Tag Archives: Vietnamese American Community

The Key to a Refugee Community’s Success

by Julie Pham

(This article previously appeared on Người Việt Tây Bắc and has been reprinted under an agreement.)


“Một cây làm chẳng nên non. Ba cây chụm lại thành hòn núi cao.” This Vietnamese proverb means that a single tree doesn’t matter much. Three trees together look like a mountain. 

How does a refugee community like the Vietnamese achieve so much when we came with so little? My father, Kim Phạm, always stressed that the success of our community is rooted in a willingness to support and uplift one another so that we can achieve our dreams. We have been able to do so much more with what little we have because we have each other’s backs. 

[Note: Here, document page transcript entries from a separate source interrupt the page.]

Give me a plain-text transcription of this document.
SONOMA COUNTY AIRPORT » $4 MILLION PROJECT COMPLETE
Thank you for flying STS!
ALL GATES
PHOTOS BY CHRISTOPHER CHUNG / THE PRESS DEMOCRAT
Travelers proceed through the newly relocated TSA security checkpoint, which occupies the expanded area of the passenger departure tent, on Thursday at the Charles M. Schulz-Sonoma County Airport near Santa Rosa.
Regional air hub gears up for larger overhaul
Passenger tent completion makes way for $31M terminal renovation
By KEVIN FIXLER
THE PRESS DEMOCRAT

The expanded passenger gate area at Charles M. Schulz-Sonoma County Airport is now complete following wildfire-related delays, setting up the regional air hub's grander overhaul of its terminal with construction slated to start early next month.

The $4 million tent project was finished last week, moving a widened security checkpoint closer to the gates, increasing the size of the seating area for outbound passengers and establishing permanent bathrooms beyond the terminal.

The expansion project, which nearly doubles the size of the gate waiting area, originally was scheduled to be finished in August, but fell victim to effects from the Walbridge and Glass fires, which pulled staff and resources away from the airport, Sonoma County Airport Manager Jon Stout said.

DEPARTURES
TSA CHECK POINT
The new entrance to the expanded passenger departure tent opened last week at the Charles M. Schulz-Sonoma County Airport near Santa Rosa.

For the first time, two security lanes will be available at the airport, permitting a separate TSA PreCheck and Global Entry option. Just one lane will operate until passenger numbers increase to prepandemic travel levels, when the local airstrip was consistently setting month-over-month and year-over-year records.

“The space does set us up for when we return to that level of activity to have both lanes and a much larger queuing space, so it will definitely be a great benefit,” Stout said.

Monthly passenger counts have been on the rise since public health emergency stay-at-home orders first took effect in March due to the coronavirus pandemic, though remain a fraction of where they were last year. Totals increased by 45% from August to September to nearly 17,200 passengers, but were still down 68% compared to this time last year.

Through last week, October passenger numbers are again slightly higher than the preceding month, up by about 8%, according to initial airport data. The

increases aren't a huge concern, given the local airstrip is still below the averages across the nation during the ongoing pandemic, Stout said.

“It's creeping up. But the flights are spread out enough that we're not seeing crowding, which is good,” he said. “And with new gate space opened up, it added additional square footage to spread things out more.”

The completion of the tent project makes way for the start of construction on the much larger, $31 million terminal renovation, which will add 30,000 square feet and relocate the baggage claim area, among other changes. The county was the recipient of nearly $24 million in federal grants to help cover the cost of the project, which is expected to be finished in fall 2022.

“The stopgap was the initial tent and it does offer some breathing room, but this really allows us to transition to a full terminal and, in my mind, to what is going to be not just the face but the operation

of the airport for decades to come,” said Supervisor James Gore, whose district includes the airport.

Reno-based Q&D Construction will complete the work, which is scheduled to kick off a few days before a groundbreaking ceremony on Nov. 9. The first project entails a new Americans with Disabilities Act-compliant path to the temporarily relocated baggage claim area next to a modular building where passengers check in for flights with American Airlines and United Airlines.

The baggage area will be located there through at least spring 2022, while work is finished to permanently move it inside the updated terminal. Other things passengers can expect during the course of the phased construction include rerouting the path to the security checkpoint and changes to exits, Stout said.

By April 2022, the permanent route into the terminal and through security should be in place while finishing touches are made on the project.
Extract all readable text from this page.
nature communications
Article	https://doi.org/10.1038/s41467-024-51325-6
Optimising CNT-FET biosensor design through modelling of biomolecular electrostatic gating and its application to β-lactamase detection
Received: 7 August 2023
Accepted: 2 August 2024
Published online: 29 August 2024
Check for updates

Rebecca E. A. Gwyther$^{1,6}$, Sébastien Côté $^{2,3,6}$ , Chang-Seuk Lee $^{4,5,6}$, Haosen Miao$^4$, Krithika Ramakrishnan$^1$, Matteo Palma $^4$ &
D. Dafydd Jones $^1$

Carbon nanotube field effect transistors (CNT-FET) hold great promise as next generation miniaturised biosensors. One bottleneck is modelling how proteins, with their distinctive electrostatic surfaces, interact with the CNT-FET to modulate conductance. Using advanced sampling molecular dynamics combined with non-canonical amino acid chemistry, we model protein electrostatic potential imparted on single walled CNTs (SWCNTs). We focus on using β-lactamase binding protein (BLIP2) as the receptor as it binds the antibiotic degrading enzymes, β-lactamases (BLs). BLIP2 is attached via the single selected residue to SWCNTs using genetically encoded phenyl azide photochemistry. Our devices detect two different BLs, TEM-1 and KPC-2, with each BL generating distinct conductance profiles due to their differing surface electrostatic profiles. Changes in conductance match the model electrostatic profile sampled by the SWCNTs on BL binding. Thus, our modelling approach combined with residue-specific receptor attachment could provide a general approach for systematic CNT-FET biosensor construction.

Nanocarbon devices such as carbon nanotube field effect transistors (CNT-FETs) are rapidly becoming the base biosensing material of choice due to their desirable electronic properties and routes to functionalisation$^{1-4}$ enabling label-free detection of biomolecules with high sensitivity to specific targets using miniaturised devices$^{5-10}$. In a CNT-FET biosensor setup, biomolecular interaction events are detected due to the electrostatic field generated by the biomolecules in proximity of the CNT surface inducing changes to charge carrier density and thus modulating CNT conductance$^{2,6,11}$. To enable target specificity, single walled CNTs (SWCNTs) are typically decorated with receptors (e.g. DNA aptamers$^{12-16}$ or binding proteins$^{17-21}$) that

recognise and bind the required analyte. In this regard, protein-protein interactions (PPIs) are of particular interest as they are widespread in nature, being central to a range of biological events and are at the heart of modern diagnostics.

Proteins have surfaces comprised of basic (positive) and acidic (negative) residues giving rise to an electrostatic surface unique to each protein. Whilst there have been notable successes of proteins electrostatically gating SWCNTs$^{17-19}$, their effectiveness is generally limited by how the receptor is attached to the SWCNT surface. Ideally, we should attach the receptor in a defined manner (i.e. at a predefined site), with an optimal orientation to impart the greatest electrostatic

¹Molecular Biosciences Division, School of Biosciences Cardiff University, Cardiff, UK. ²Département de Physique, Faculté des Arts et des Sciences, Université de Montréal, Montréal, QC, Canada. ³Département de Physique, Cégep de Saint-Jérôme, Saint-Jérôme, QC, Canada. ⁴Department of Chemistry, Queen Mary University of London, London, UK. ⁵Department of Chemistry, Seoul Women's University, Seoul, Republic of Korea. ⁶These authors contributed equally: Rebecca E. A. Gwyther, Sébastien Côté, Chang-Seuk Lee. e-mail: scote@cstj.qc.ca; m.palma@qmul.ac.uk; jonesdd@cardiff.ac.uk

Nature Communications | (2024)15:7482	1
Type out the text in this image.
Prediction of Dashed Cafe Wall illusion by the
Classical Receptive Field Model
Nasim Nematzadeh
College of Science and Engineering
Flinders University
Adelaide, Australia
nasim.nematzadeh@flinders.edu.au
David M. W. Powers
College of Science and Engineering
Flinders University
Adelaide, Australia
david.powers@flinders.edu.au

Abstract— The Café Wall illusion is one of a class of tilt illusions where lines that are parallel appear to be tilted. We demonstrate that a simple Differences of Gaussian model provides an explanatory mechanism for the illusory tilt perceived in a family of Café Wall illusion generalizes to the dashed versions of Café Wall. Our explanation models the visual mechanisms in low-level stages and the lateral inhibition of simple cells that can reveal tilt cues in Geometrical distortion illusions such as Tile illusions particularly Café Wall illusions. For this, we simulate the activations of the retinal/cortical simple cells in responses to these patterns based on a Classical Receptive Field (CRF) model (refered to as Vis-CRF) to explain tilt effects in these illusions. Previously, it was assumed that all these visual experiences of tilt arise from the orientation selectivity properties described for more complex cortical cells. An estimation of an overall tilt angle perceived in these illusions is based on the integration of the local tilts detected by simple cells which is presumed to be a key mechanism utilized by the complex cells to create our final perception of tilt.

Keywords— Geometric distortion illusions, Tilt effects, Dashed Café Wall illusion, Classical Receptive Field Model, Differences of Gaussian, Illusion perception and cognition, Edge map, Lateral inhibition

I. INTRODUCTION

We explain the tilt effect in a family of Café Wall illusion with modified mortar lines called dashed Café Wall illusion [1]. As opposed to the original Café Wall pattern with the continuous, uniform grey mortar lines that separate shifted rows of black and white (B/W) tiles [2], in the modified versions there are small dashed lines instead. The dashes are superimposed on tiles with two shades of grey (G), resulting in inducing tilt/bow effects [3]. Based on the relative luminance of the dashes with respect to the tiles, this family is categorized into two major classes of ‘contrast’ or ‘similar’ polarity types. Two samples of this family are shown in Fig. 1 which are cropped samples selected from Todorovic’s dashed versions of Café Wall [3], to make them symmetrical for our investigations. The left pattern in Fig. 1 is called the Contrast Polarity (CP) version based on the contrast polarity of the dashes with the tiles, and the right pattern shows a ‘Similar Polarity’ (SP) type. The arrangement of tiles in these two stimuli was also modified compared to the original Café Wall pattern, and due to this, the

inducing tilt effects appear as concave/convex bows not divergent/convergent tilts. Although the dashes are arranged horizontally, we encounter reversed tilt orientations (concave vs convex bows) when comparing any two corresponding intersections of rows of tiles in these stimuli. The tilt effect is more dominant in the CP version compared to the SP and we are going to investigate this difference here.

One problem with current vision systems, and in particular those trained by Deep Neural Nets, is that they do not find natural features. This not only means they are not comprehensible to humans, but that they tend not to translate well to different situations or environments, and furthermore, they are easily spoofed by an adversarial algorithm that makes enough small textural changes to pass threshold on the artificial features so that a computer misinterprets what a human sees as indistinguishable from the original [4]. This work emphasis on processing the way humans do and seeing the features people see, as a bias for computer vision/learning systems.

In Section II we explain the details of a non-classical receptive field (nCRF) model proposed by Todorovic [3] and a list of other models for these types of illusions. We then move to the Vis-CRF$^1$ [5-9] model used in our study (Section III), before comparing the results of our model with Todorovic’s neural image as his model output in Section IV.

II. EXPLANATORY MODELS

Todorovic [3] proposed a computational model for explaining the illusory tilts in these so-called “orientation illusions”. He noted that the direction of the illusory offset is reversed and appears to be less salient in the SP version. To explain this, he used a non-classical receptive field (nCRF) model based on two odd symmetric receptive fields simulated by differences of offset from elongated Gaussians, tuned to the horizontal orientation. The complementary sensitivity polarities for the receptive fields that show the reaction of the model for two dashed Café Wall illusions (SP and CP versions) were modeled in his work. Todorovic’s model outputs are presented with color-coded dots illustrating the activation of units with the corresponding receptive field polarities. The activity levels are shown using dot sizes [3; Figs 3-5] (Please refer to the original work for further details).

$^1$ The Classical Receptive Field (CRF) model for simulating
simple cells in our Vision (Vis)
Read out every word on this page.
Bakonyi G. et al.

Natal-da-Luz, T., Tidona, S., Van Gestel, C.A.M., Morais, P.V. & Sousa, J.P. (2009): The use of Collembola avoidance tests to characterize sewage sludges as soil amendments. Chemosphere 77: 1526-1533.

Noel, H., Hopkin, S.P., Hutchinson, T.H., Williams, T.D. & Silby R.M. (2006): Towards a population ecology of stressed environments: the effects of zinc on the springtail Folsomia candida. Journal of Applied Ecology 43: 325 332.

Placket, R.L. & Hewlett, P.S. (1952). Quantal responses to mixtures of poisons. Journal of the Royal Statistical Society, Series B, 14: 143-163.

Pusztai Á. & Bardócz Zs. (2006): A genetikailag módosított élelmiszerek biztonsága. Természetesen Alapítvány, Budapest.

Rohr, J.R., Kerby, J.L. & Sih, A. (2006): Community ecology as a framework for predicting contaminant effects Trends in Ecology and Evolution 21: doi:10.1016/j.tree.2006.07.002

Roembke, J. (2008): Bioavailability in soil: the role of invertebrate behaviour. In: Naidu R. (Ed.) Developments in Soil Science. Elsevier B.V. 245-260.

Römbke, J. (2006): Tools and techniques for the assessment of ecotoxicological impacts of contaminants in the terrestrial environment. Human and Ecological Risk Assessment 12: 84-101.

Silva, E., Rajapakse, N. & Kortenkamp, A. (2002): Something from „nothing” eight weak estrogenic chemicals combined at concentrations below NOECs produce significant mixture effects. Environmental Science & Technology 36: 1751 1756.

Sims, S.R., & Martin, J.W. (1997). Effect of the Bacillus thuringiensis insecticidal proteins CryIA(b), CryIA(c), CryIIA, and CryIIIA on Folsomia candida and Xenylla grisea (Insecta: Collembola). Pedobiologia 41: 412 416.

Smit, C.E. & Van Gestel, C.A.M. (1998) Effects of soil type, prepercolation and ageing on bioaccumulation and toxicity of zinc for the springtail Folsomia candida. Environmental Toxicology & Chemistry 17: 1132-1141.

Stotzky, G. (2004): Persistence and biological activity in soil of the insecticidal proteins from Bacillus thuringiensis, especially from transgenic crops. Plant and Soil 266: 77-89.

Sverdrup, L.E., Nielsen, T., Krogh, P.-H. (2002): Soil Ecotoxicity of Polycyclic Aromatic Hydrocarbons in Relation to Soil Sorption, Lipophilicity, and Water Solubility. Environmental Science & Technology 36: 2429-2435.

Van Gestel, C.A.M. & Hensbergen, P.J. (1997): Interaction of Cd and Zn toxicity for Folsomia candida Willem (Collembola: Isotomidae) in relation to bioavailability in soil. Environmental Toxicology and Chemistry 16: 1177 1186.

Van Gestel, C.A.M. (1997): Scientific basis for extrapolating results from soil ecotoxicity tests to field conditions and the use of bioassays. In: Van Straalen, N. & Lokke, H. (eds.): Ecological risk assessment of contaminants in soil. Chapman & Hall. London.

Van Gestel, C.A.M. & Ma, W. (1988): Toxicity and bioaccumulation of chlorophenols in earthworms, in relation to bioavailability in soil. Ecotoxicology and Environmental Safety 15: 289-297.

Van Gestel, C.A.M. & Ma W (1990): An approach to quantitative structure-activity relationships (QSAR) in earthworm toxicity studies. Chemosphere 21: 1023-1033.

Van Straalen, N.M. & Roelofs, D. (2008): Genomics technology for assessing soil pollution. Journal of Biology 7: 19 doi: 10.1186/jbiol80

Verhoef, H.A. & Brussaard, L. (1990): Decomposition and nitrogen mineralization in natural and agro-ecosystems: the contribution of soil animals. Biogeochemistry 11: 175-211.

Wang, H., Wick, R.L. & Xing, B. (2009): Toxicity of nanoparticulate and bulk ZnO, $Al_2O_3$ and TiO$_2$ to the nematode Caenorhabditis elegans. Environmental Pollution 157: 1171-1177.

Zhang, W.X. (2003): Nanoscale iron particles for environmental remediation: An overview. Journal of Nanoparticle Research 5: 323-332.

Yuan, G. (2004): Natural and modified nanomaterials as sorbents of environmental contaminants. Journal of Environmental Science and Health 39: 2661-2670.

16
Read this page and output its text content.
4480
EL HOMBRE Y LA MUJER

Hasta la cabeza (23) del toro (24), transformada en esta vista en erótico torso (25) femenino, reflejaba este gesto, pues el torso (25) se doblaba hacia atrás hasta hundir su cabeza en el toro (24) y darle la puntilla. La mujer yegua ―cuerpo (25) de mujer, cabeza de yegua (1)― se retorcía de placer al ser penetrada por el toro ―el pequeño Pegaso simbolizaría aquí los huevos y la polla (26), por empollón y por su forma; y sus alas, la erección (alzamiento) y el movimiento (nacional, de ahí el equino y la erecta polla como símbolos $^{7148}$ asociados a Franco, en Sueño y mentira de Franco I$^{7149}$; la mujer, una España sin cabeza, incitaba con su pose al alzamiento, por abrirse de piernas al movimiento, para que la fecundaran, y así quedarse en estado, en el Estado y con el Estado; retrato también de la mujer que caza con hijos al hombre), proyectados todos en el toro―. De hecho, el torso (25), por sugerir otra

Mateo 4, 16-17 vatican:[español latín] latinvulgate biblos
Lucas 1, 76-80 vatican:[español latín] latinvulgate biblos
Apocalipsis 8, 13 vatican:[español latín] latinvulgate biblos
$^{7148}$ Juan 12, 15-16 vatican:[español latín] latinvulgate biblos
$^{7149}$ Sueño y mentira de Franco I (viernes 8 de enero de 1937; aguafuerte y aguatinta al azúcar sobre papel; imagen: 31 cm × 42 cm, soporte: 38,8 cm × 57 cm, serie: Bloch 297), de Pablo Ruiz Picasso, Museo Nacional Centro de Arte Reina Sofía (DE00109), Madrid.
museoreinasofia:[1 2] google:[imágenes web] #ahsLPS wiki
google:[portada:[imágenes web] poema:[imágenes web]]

Many of these dreams started in Vietnam. Like hundreds of thousands of other South Vietnamese who fought against the communists during the Vietnam War, my father was forced into a communist prison camp to be reeducated in the years after the Fall of Saigon in 1975. Inside the camp, he dreamed of starting a newspaper in the U.S. The dream was realized in Seattle, where my parents and I managed to find refuge after fleeing Vietnam as boat people. My parents named the newspaper Người Việt Tây Bắc (NVTB), which translates to “Vietnamese people of the Northwest.”